Teppei: Misalignment. If a team doesn’t understand our investment focus—say, they’re raising a $10M Series A when we typically write smaller checks at earlier stages—that’s an easy pass. It’s not necessarily their fault, but it does show a lack of research. I’d encourage founders to tailor their outreach: know who you’re talking to and what stage they invest in.

Q: How much emphasis do you place on prototypes?

Teppei: We don’t expect a polished game, but we do want a real experience, not a video. A playable prototype, even if rough, shows the team’s ability to execute. It’s also a sign of commitment. If they’ve built something hands-on before raising any money, that speaks louder than a deck. The core gameplay should be there—something we can feel and interact with.

Q: Are you more drawn to ideas that are completely new, or those that iterate on proven formats?

Teppei: It’s rarely one or the other. The sweet spot is often a hybrid, taking a proven mechanic and layering something new on top. That could be a fresh setting, a unique character system, or a new platform. We're not looking for completely uncharted territory, but we’re also not investing in games that feel too familiar. It’s a balance.

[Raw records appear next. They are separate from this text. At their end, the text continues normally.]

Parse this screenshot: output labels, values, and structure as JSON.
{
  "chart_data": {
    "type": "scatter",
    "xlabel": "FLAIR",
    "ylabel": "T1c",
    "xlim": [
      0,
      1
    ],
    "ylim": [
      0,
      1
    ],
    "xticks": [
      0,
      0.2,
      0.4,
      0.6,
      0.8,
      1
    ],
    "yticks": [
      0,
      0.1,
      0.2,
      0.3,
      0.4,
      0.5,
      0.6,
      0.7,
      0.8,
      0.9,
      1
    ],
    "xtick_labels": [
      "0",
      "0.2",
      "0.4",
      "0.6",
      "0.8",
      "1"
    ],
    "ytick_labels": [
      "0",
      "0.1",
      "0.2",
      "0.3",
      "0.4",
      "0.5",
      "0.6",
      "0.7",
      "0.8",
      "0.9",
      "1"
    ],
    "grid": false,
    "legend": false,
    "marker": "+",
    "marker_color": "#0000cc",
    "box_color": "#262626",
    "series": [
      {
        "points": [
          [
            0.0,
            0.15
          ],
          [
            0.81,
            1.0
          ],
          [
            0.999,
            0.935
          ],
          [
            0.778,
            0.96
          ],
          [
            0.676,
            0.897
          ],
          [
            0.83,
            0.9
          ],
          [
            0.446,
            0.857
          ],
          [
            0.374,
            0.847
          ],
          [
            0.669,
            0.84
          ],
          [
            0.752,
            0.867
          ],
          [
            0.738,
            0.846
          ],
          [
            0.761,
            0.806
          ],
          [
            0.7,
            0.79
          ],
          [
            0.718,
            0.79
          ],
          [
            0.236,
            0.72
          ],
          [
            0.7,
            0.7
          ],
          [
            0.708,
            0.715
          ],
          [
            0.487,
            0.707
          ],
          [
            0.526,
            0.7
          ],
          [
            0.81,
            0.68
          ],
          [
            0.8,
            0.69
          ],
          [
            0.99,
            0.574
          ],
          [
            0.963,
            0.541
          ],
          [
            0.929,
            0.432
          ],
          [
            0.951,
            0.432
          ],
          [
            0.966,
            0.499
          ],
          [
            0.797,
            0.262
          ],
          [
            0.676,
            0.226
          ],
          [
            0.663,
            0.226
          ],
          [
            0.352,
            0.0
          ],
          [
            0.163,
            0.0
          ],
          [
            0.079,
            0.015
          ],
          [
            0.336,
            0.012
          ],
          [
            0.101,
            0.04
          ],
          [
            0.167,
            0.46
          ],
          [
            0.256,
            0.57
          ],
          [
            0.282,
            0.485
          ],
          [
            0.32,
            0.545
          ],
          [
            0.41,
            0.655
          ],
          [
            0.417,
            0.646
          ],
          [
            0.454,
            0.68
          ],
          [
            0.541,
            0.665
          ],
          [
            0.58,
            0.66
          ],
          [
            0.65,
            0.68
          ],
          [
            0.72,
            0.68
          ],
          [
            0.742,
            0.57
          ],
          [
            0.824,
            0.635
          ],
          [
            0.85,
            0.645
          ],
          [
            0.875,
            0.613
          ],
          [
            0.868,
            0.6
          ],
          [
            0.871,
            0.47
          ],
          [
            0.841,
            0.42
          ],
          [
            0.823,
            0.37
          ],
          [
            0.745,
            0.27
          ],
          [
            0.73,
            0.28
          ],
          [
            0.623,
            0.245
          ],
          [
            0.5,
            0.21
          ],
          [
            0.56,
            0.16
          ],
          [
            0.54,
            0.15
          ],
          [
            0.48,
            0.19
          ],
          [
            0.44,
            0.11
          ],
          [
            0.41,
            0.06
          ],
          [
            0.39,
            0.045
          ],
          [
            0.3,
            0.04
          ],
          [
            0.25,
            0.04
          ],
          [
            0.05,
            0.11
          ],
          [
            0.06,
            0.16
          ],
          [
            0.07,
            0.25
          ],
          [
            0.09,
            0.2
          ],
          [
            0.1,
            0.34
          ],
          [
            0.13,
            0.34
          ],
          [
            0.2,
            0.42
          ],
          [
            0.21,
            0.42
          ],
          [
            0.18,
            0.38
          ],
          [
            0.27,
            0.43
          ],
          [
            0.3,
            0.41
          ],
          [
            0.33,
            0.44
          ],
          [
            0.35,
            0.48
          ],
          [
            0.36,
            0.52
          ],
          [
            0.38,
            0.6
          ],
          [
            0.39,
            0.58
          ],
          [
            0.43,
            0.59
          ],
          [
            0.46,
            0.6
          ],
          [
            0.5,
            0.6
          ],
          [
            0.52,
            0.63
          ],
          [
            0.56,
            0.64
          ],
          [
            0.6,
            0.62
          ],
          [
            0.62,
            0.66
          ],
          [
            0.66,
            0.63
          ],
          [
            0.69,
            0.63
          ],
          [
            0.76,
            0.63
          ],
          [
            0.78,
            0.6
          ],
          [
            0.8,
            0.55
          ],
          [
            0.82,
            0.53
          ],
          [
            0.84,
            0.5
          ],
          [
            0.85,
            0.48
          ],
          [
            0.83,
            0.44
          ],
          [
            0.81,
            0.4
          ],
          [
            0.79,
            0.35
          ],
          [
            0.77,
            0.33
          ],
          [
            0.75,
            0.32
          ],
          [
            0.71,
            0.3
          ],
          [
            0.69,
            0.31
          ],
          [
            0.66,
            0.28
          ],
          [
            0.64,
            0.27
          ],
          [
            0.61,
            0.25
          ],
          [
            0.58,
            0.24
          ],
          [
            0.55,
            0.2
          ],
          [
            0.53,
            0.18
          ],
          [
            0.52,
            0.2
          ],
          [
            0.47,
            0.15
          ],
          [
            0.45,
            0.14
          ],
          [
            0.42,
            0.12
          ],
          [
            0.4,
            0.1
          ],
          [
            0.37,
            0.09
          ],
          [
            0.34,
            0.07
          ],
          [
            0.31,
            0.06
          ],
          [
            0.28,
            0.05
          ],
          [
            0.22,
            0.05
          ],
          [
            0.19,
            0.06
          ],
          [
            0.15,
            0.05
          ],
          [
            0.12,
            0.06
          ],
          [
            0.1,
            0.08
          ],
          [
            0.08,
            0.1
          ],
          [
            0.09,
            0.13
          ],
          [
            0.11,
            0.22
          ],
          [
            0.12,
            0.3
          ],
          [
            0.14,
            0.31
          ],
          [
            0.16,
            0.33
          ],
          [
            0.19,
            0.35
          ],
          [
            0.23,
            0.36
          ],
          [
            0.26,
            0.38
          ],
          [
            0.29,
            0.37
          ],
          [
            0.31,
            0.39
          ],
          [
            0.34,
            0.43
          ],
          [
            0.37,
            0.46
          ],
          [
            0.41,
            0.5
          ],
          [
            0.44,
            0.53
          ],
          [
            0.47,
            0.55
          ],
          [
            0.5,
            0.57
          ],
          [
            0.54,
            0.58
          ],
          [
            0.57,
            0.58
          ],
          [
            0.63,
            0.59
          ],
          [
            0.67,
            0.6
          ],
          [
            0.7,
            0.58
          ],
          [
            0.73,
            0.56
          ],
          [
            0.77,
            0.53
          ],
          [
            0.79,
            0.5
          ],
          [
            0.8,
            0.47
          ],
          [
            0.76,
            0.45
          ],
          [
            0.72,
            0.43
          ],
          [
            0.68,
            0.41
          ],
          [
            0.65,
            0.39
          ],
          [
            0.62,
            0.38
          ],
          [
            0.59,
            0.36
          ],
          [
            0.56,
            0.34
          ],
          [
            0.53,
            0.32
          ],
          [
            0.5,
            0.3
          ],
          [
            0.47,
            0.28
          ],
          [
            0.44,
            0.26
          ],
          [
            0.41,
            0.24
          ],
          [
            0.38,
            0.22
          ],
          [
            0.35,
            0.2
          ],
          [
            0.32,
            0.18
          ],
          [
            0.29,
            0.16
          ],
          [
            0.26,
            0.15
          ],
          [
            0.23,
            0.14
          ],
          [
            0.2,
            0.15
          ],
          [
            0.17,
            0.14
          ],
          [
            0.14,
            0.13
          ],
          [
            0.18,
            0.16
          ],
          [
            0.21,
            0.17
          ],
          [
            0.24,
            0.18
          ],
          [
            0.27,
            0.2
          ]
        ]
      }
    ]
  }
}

Q: How do you view publishing partnerships in the context of Series A funding?

Teppei: It depends on the studio’s funding strategy. Some investors avoid publishing deals because they limit upside due to revenue splits. But we’re flexible. We don’t require founders to go either way. What matters is alignment. Whether you're talking to a VC like us or a publisher, it's about finding the right fit based on your goals.

Q: What if a startup hears “no” from GFR—does that mean it’s over?

Teppei: Not necessarily. We usually communicate if we’d be open to reconnecting in six months or a year. If we don’t see a fit, we’ll say so, but I never say “never come back.” Things change—markets shift, teams evolve. Just because it’s not a yes now doesn’t mean it won’t be in the future.

Q: Do you proactively create or incubate game studio ideas internally?

Teppei: Not really. Some funds do that, but we don’t incubate from scratch. We’re looking for teams with internal conviction—people who are in the driver’s seat. If the idea originates from us, we’re in the passenger seat, and that rarely works in gaming. We back founders who have a vision and are already building it.

Q: Beyond capital, what else does GFR bring to the table?

Teppei: We help our portfolio companies connect with major publishers and tech platforms—Google, Meta, Snap, and others. We also invest across gaming and consumer tech, so we’re often facilitating cross-industry insights. Whether it's connecting a gaming startup to a consumer social founder or vice versa, we try to be value-add beyond just funding.

Final thoughts

Teppei’s perspective underscores a broader shift in the early-stage games market: teams must now prove passion and traction before funding. It’s no longer enough to just have a great background—investors want to see early validation, authentic community engagement, and thoughtful differentiation.